Do you prefer training alone or with partners? Both have their pros and cons. Training with a group or a partner can be more fun. Having someone to chat with on long rides and runs, or someone to push you on those hard intervals can be a huge benefit to your training and help pass the time. But what about when no one can join you for your long ride or run? There are times during every athlete’s training when they have to go at it alone. Learn to love solo training because of these benefits.

Better chance of sticking to your training plan – When training with others, it’s almost guaranteed that you are going to sacrifice your own training to accommodate someone else’s. Most likely this means going way too hard on easy days and not hard enough on hard days. It’s very hard to stick to your specific paces, power zones, or heart rate zones when you have someone next to you speeding you up, or slowing you down. When you are on your own, chances of you sticking to your specific workout are much greater.

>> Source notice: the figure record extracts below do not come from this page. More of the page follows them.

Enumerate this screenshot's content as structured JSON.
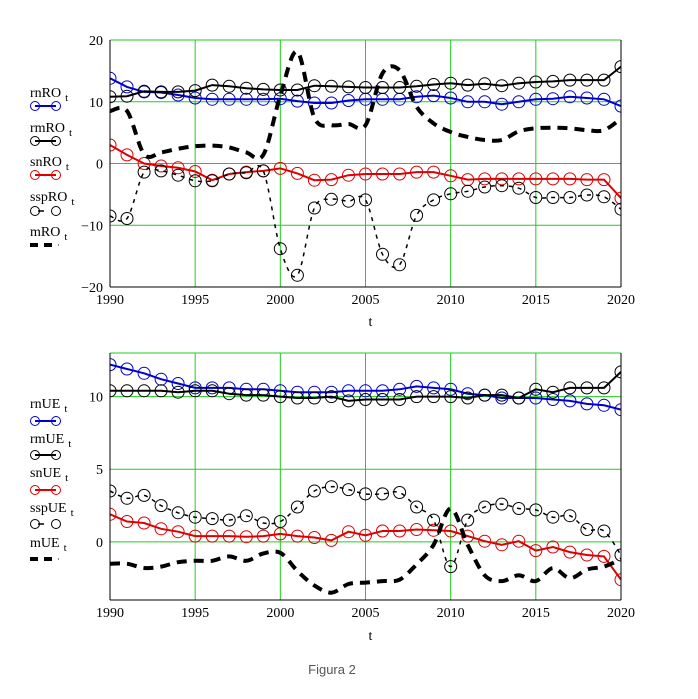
{
  "caption": "Figura 2",
  "colors": {
    "grid": "#22cc22",
    "blue": "#0000cc",
    "black": "#000000",
    "red": "#dd0000",
    "caption": "#555555"
  },
  "chart_data": [
    {
      "type": "line",
      "title": "",
      "xlabel": "t",
      "ylabel": "",
      "xlim": [
        1990,
        2020
      ],
      "ylim": [
        -20,
        20
      ],
      "grid": true,
      "legend_position": "left",
      "x_ticks": [
        "1990",
        "1995",
        "2000",
        "2005",
        "2010",
        "2015",
        "2020"
      ],
      "y_ticks": [
        "20",
        "10",
        "0",
        "−10",
        "−20"
      ],
      "y_tick_values": [
        20,
        10,
        0,
        -10,
        -20
      ],
      "x_tick_values": [
        1990,
        1995,
        2000,
        2005,
        2010,
        2015,
        2020
      ],
      "x": [
        1990,
        1991,
        1992,
        1993,
        1994,
        1995,
        1996,
        1997,
        1998,
        1999,
        2000,
        2001,
        2002,
        2003,
        2004,
        2005,
        2006,
        2007,
        2008,
        2009,
        2010,
        2011,
        2012,
        2013,
        2014,
        2015,
        2016,
        2017,
        2018,
        2019,
        2020
      ],
      "series": [
        {
          "name": "rnRO",
          "sub": "t",
          "color": "blue",
          "style": "solid-circles",
          "values": [
            13.8,
            12.4,
            11.6,
            11.5,
            11.1,
            10.6,
            10.4,
            10.4,
            10.4,
            10.4,
            10.5,
            10.1,
            9.8,
            9.8,
            10.2,
            10.4,
            10.4,
            10.4,
            10.8,
            11.0,
            10.6,
            10.0,
            10.0,
            9.6,
            10.0,
            10.4,
            10.5,
            10.8,
            10.6,
            10.4,
            9.3
          ]
        },
        {
          "name": "rmRO",
          "sub": "t",
          "color": "black",
          "style": "solid-circles",
          "values": [
            10.8,
            10.9,
            11.7,
            11.6,
            11.6,
            11.8,
            12.7,
            12.5,
            12.2,
            12.0,
            11.9,
            11.9,
            12.6,
            12.5,
            12.4,
            12.3,
            12.3,
            12.3,
            12.5,
            12.8,
            13.0,
            12.7,
            12.9,
            12.6,
            13.0,
            13.2,
            13.3,
            13.5,
            13.5,
            13.5,
            15.7
          ]
        },
        {
          "name": "snRO",
          "sub": "t",
          "color": "red",
          "style": "solid-circles",
          "values": [
            3.0,
            1.4,
            0.0,
            -0.4,
            -0.7,
            -1.3,
            -2.7,
            -1.7,
            -1.4,
            -1.2,
            -0.8,
            -1.6,
            -2.7,
            -2.6,
            -1.9,
            -1.7,
            -1.7,
            -1.7,
            -1.4,
            -1.4,
            -2.0,
            -2.6,
            -2.5,
            -2.5,
            -2.5,
            -2.5,
            -2.5,
            -2.5,
            -2.6,
            -2.6,
            -5.6
          ]
        },
        {
          "name": "sspRO",
          "sub": "t",
          "color": "black",
          "style": "dotted-circles",
          "values": [
            -8.5,
            -8.9,
            -1.4,
            -1.2,
            -1.9,
            -2.8,
            -2.8,
            -1.7,
            -1.5,
            -1.2,
            -13.8,
            -18.1,
            -7.2,
            -5.8,
            -6.1,
            -5.9,
            -14.7,
            -16.4,
            -8.4,
            -5.9,
            -4.9,
            -4.5,
            -3.8,
            -3.6,
            -4.0,
            -5.5,
            -5.5,
            -5.5,
            -5.1,
            -5.4,
            -7.4
          ]
        },
        {
          "name": "mRO",
          "sub": "t",
          "color": "black",
          "style": "thick-dash",
          "values": [
            8.5,
            8.5,
            1.5,
            1.8,
            2.4,
            2.8,
            2.9,
            2.6,
            1.8,
            1.4,
            11.0,
            18.1,
            7.4,
            6.2,
            6.4,
            6.2,
            14.6,
            15.1,
            9.2,
            6.5,
            5.1,
            4.3,
            3.8,
            3.8,
            5.2,
            5.7,
            5.8,
            5.7,
            5.4,
            5.4,
            7.3
          ]
        }
      ]
    },
    {
      "type": "line",
      "title": "",
      "xlabel": "t",
      "ylabel": "",
      "xlim": [
        1990,
        2020
      ],
      "ylim": [
        -4,
        13
      ],
      "grid": true,
      "legend_position": "left",
      "x_ticks": [
        "1990",
        "1995",
        "2000",
        "2005",
        "2010",
        "2015",
        "2020"
      ],
      "y_ticks": [
        "10",
        "5",
        "0"
      ],
      "y_tick_values": [
        10,
        5,
        0
      ],
      "x_tick_values": [
        1990,
        1995,
        2000,
        2005,
        2010,
        2015,
        2020
      ],
      "x": [
        1990,
        1991,
        1992,
        1993,
        1994,
        1995,
        1996,
        1997,
        1998,
        1999,
        2000,
        2001,
        2002,
        2003,
        2004,
        2005,
        2006,
        2007,
        2008,
        2009,
        2010,
        2011,
        2012,
        2013,
        2014,
        2015,
        2016,
        2017,
        2018,
        2019,
        2020
      ],
      "series": [
        {
          "name": "rnUE",
          "sub": "t",
          "color": "blue",
          "style": "solid-circles",
          "values": [
            12.2,
            11.9,
            11.6,
            11.2,
            10.9,
            10.6,
            10.6,
            10.6,
            10.5,
            10.5,
            10.4,
            10.3,
            10.3,
            10.3,
            10.4,
            10.4,
            10.4,
            10.5,
            10.7,
            10.6,
            10.5,
            10.2,
            10.1,
            9.9,
            9.9,
            9.9,
            9.8,
            9.7,
            9.5,
            9.4,
            9.1
          ]
        },
        {
          "name": "rmUE",
          "sub": "t",
          "color": "black",
          "style": "solid-circles",
          "values": [
            10.4,
            10.4,
            10.4,
            10.4,
            10.3,
            10.4,
            10.4,
            10.2,
            10.1,
            10.1,
            10.0,
            9.9,
            9.9,
            10.0,
            9.7,
            9.8,
            9.8,
            9.8,
            10.0,
            10.0,
            10.0,
            9.9,
            10.1,
            10.1,
            9.9,
            10.5,
            10.3,
            10.6,
            10.6,
            10.6,
            11.7
          ]
        },
        {
          "name": "snUE",
          "sub": "t",
          "color": "red",
          "style": "solid-circles",
          "values": [
            1.9,
            1.4,
            1.3,
            0.9,
            0.7,
            0.4,
            0.4,
            0.4,
            0.35,
            0.4,
            0.55,
            0.4,
            0.3,
            0.1,
            0.7,
            0.45,
            0.75,
            0.75,
            0.85,
            0.8,
            0.75,
            0.4,
            0.05,
            -0.2,
            0.05,
            -0.6,
            -0.35,
            -0.7,
            -0.9,
            -1.0,
            -2.6
          ]
        },
        {
          "name": "sspUE",
          "sub": "t",
          "color": "black",
          "style": "dotted-circles",
          "values": [
            3.5,
            3.0,
            3.2,
            2.5,
            2.0,
            1.7,
            1.6,
            1.5,
            1.8,
            1.3,
            1.4,
            2.4,
            3.5,
            3.8,
            3.6,
            3.3,
            3.3,
            3.4,
            2.4,
            1.5,
            -1.7,
            1.5,
            2.4,
            2.6,
            2.3,
            2.2,
            1.7,
            1.8,
            0.85,
            0.75,
            -0.9
          ]
        },
        {
          "name": "mUE",
          "sub": "t",
          "color": "black",
          "style": "thick-dash",
          "values": [
            -1.5,
            -1.5,
            -1.8,
            -1.7,
            -1.4,
            -1.3,
            -1.3,
            -1.0,
            -1.3,
            -0.8,
            -0.75,
            -2.0,
            -3.0,
            -3.5,
            -2.9,
            -2.8,
            -2.7,
            -2.6,
            -1.55,
            -0.2,
            2.3,
            -0.2,
            -2.3,
            -2.7,
            -2.3,
            -2.7,
            -1.8,
            -2.5,
            -1.9,
            -1.7,
            -1.2
          ]
        }
      ]
    }
  ]
}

Logistics – Logistically, it’s just easier. You have a two hour ride on the schedule lined up on the weekend. It turns into three hours because you are waiting around for other people and trying to coordinate. Other people’s problems become your problems, their flat tires become your flat tires, their bathroom breaks, become…. well, you get my point. Training on your own will minimize lag time and you’ll get your work done, quicker, giving you time to get back to the rest of life.

Therapy – Riding or running with others generally requires having long conversations. For me, I like to disconnect with the rest of the world. Training is often my time to escape from everything else. It’s a part of the day where I don’t have to answer emails, talk on the phone, and just enjoy being with my own thoughts. Being on your own let’s think about whatever you want. It’s awesome and makes you feel free.

It makes you stronger! You start to learn a lot about your character when you are bonking four hours into a six hour ride, you still have two hours to go. You have to establish enough mental strength to get back home on your own, without your training buddy there to share his last snack cake with you. Those days where you have to suck it up and drive on by yourself will pay off on race day when it’s just you and your own thoughts to get you to the finish line.